Glabrous. Stems 6-12 inches high, slender, erect; leaves in whorls of 3 or 4, linear, with edges recurved, spotted with glands. Flowers yellow, streaked with red, rather large, in a short corymb. Sepals linear-oblong, obtuse, glandular ciliate. Petals 4-5 times longer than sepals. Capsule ovoid, twice as long as calyx.

Dry hills and rocks, especially on limestone up to 5000 feet; local. June to August.

Distribution

Maritime Alps, Var, Basses-Alpes, Italy, Tyrol, very rare in Switzerland (as near Stans, etc.).

This beautiful dwarf species is easily cultivated on limestone rocks, and forms a showy mass of gold.

Hypericum Nummularium L

Stem ascending, 6-10 inches high, glabrous like the whole plant. Leaves roundish-cordate, the lower ones shortly petioled, smooth, pale below. Flowers large, usually 3-5 on a stem. Petals round, 3-4 times longer than calyx, crenate, pale yellow. Sepals blunt, serrated, glandular-ciliated. Capsule ovoid, slightly passing the calyx, and with 3 prominent styles.

Stony, damp places in calcareous mountains; rare. June to August.

Distribution

Alps of Savoy and Piedmont, Northern Spain, Central and Western Pyrenees.

Can be planted in a sunny place on a bank, with plenty of sandy soil for its rampant roots to penetrate.

Hypericum Richeri VILL. (Plate XIII)

Glabrous. Stem erect, a foot high or more, almost round. Leaves oval or oval-lanceolate, opposite, edged with black spots, slightly clasping the stem. Flowers large, yellow, in a few-flowered corymb. Petals three times longer than the calyx, spotted with black. Sepals oblong-lanceolate, acuminate, finely but strongly toothed at the edge. Capsule ovoid, slightly longer than the calyx. A handsome species.

Pastures and mountain woods up to 6000 feet, as at Lautaret, in Dauphiny, and above Argentiere in Haute Savoie; very local. June to August.

Distribution

Jura, Savoy, rare in Switzerland, Pyrenees, Central and Southern Europe.

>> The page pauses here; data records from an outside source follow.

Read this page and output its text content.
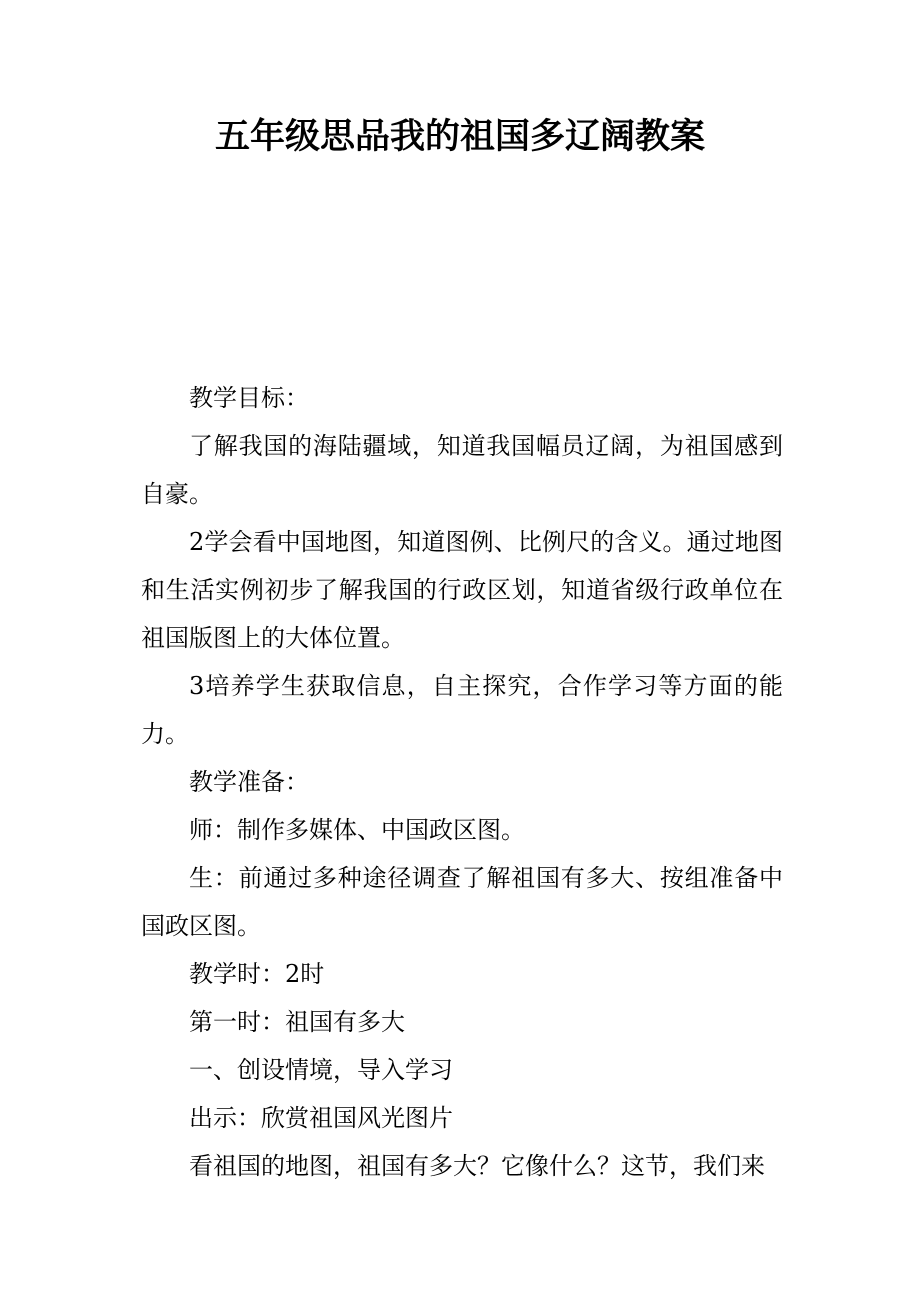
五年级思品我的祖国多辽阔教案

教学目标：

了解我国的海陆疆域，知道我国幅员辽阔，为祖国感到自豪。

2学会看中国地图，知道图例、比例尺的含义。通过地图和生活实例初步了解我国的行政区划，知道省级行政单位在祖国版图上的大体位置。

3培养学生获取信息，自主探究，合作学习等方面的能力。

教学准备：

师：制作多媒体、中国政区图。

生：前通过多种途径调查了解祖国有多大、按组准备中国政区图。

教学时：2时

第一时：祖国有多大

一、创设情境，导入学习

出示：欣赏祖国风光图片

看祖国的地图，祖国有多大？它像什么？这节，我们来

Hypericum Quadrangulum L. (H. Maculatum Crantz). (Plate XIII)

Readily known by the 4 prominent angles of the stem. Leaves ovate, about an inch long, clasping the stem at the base, with many pellucid nerves and dots, and a few black spots round the margin. Sepals lanceolate, pointed. Petals usually without any black dots.

Pastures and waste places in mountainous regions up to the sub-alpine zone. June to August.

Distribution

Central and Northern Europe, Pyrenees, Alps, Western Siberia. British.

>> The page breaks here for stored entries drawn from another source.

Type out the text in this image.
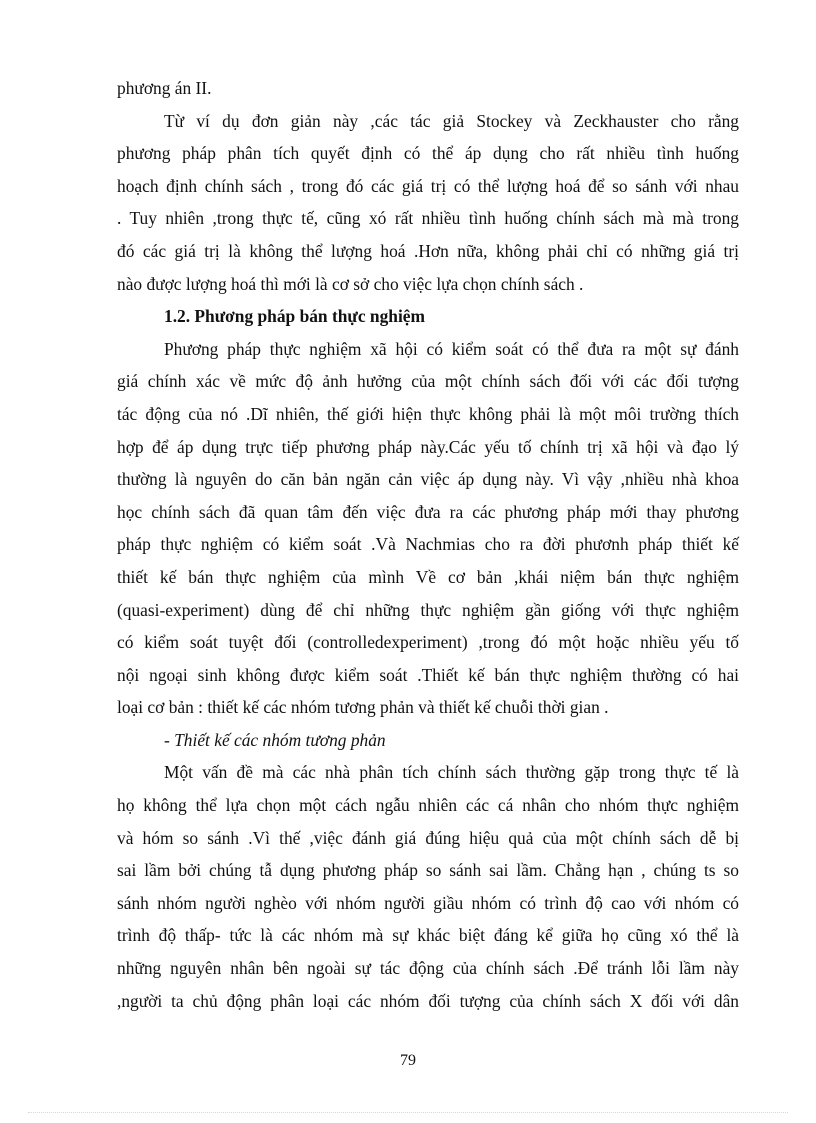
phương án II.
Từ ví dụ đơn giản này ,các tác giả Stockey và Zeckhauster cho rằng
phương pháp phân tích quyết định có thể áp dụng cho rất nhiều tình huống
hoạch định chính sách , trong đó các giá trị có thể lượng hoá để so sánh với nhau
. Tuy nhiên ,trong thực tế, cũng xó rất nhiều tình huống chính sách mà mà trong
đó các giá trị là không thể lượng hoá .Hơn nữa, không phải chỉ có những giá trị
nào được lượng hoá thì mới là cơ sở cho việc lựa chọn chính sách .
1.2. Phương pháp bán thực nghiệm
Phương pháp thực nghiệm xã hội có kiểm soát có thể đưa ra một sự đánh
giá chính xác về mức độ ảnh hưởng của một chính sách đối với các đối tượng
tác động của nó .Dĩ nhiên, thế giới hiện thực không phải là một môi trường thích
hợp để áp dụng trực tiếp phương pháp này.Các yếu tố chính trị xã hội và đạo lý
thường là nguyên do căn bản ngăn cản việc áp dụng này. Vì vậy ,nhiều nhà khoa
học chính sách đã quan tâm đến việc đưa ra các phương pháp mới thay phương
pháp thực nghiệm có kiểm soát .Và Nachmias cho ra đời phươnh pháp thiết kế
thiết kế bán thực nghiệm của mình Về cơ bản ,khái niệm bán thực nghiệm
(quasi-experiment) dùng để chỉ những thực nghiệm gần giống với thực nghiệm
có kiểm soát tuyệt đối (controlledexperiment) ,trong đó một hoặc nhiều yếu tố
nội ngoại sinh không được kiểm soát .Thiết kế bán thực nghiệm thường có hai
loại cơ bản : thiết kế các nhóm tương phản và thiết kế chuỗi thời gian .
- Thiết kế các nhóm tương phản
Một vấn đề mà các nhà phân tích chính sách thường gặp trong thực tế là
họ không thể lựa chọn một cách ngẫu nhiên các cá nhân cho nhóm thực nghiệm
và hóm so sánh .Vì thế ,việc đánh giá đúng hiệu quả của một chính sách dễ bị
sai lầm bởi chúng tẫ dụng phương pháp so sánh sai lầm. Chẳng hạn , chúng ts so
sánh nhóm người nghèo với nhóm người giầu nhóm có trình độ cao với nhóm có
trình độ thấp- tức là các nhóm mà sự khác biệt đáng kể giữa họ cũng xó thể là
những nguyên nhân bên ngoài sự tác động của chính sách .Để tránh lỗi lầm này
,người ta chủ động phân loại các nhóm đối tượng của chính sách X đối với dân
79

In Britain it grows mostly in damp meadows.

In the Alps, and especially in the granitic Alps, the flowers of this species are sometimes pale yellow, as in the plate. The figure was drawn from a specimen obtained from Le Planet, above Argentine, at the head of the Chamonix valley, at about 4600 feet.

Schinz and Keller give an Alpine sub-species, eumaculatum Schinz et Thellung, with rounded sepals, and erosum Schinz, with sepals toothed or irregularly laciniate, but sometimes acute. The later sub-species frequents the Swiss plains, and the mountain region.